Binali Yıldırım, gündeme ilişkin soruları yanıtladı. Yıldırım, "İttifakla seçim olmasını arzu etmezdik ama karşı taraf komple birleşmişti. Recep Tayyip Erdoğan'a karşı birleşmişlerdi" dedi.


Başbakan Yıldırım'ın açıklamalarından satır başları şöyle: 

Sayın Bahçeli’nin zaman zaman böyle çıkışları oluyor; sürpriz çıkışlar. Tabi biz ittifak yaptık, birlikte hareket ediyoruz. Ama seçim tarihinde ittifak yapmadık. Bahçeli 26 Ağustos’u telaffuz etti. Bizim için de en uygun tarihin, madem erken yapılacak 24 Haziran olması benimsendi ve o şekilde süreç başladı. Çünkü seçim bir kere sokağa ağızdan düştü mü ondan sonra yönetmesi zor. Herkes frene basar ‘hele şu seçim geçsin de ondan sonra bakalım’ gibi bir davranışa yöneliyor. O yüzden de bu seçimlerin yapılması gerekiyordu. Seçimler geride kaldı, artık seçim bitti geçim zamanıdır. Hayat devam ediyor, yatırımcı yatırımını planlayacak, tatile giden tatilini planlayacak ve hayat bütün yönleriyle devam edecek. 
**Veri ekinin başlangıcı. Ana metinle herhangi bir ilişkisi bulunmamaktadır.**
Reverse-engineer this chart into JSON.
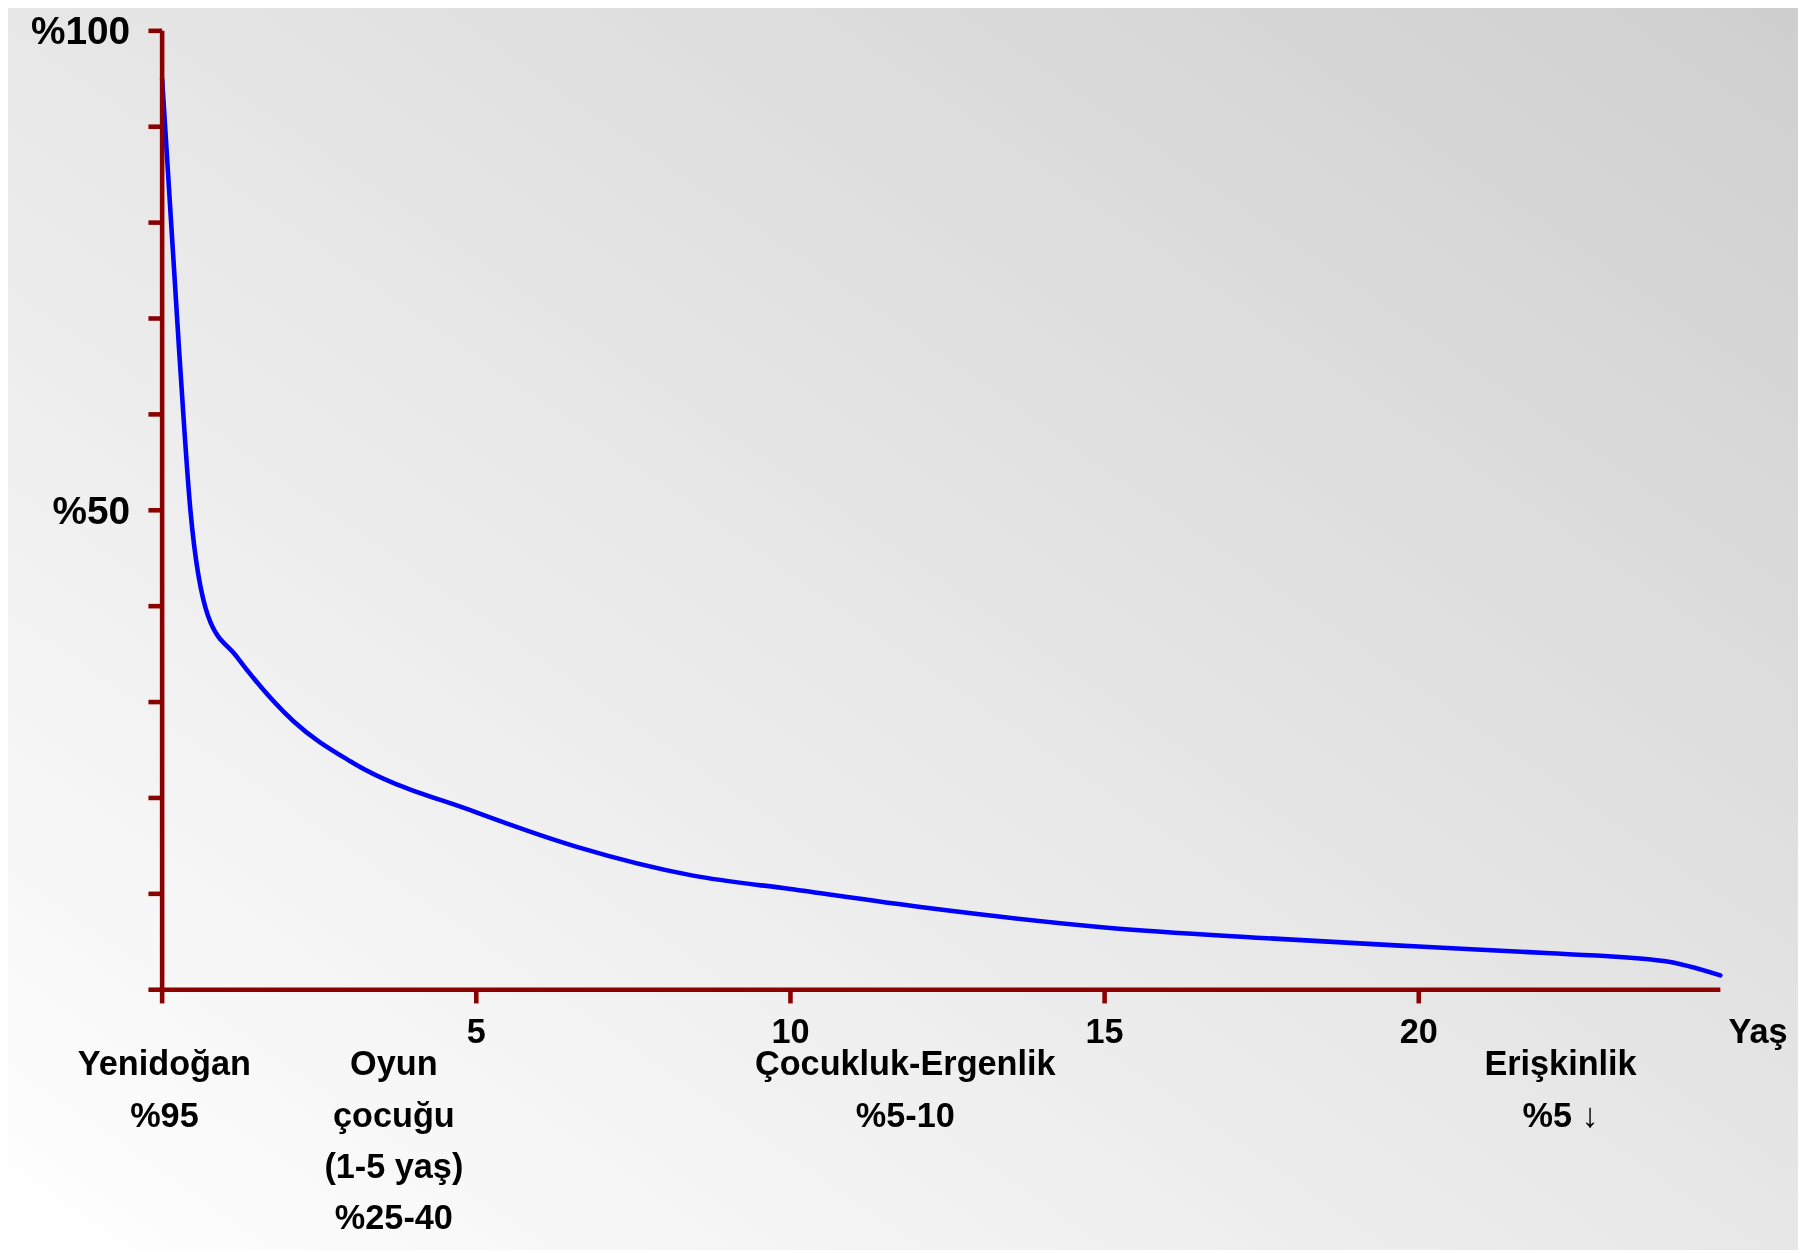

Seçimin tabi arzu etmezdik ittifaklar arası bir keskin rekabete dönüşmesini istemezdik. Nihayet bir cumhurbaşkanı seçeceğiz ve vekilleri seçeceğiz. Ama iş döndü dolaştı karşı taraftaki ittifak tek bir noktada anlaştı. Adaylarda teke düşüremediler ama anlaştıkları tek bir nokta vardı. Recep Tayyip Erdoğan olmasın ne olursa olsun. Bir hedef yok, hedef bir başkan seçmek, bir cumhurbaşkanı seçmek üzerine değil, mevcut cumhurbaşkanının seçilmemesi üzerine bir ittifaktı. Bu ittifakı millet gördü. 


'AÇIK ARA FARKLA' 

İç ve dış tehditler, ülkemizin kısa orta uzun vadeli hedefleri… Bunlara dikkat ederek bir de karşı taraftaki adayların söylemden öteye, arka planında bir tecrübe de yok, yapılmış işler de yok. Bütün bunları vatandaş değerlendirdi. Niye değerlendiriyor? Kendisinin geleceğini ilgilendiriyor. Bütün bunların özeti olarak sonuç ortada. Açık ara farkla, en yakın adayla arasında 11 milyon oy farkı var. Böylece bu süreç tamamlandı. 


'MESAJI ALDIK' 

Tabii şu soru sorulabilir. “AK Parti’nin oyunda düşme var, vekil sayısında düşme var” Bu da doğrudur. Bu da bize bir mesajdır. Biz AK Parti olarak bu mesajı aldık. Ama şu unutulmamalı ki biz hem cumhurbaşkanı adayımızla hem de milletvekili seçimlerinde ittifaktık. Aynı sütün altında seçime girdik. Seçmen şöyle değerlendirdi. 'Bunlar bir parti gibi hareket ediyorlar. Ha buraya vermişiz ha oraya vermişiz' diye düşünenler oldu. Böyle kampanya da yapıldı. Bazen bu üst düzeyde rahatsızlık oluşturdu. Biz buna hemen müdahale ettik. Ve burada bir iç yarışa ihtiyaç olmadığını, bizim amacımızın bir olduğunu ve neticede sonuçlar ortada. Bizim kaybolan oylarımız ortağımızda, ortağımızın kaybolan oylarımız başka partilerde. Memleket için hayırlı olsun. Parlamento yapısı da bu haliyle bir engel teşkil etmiyor. 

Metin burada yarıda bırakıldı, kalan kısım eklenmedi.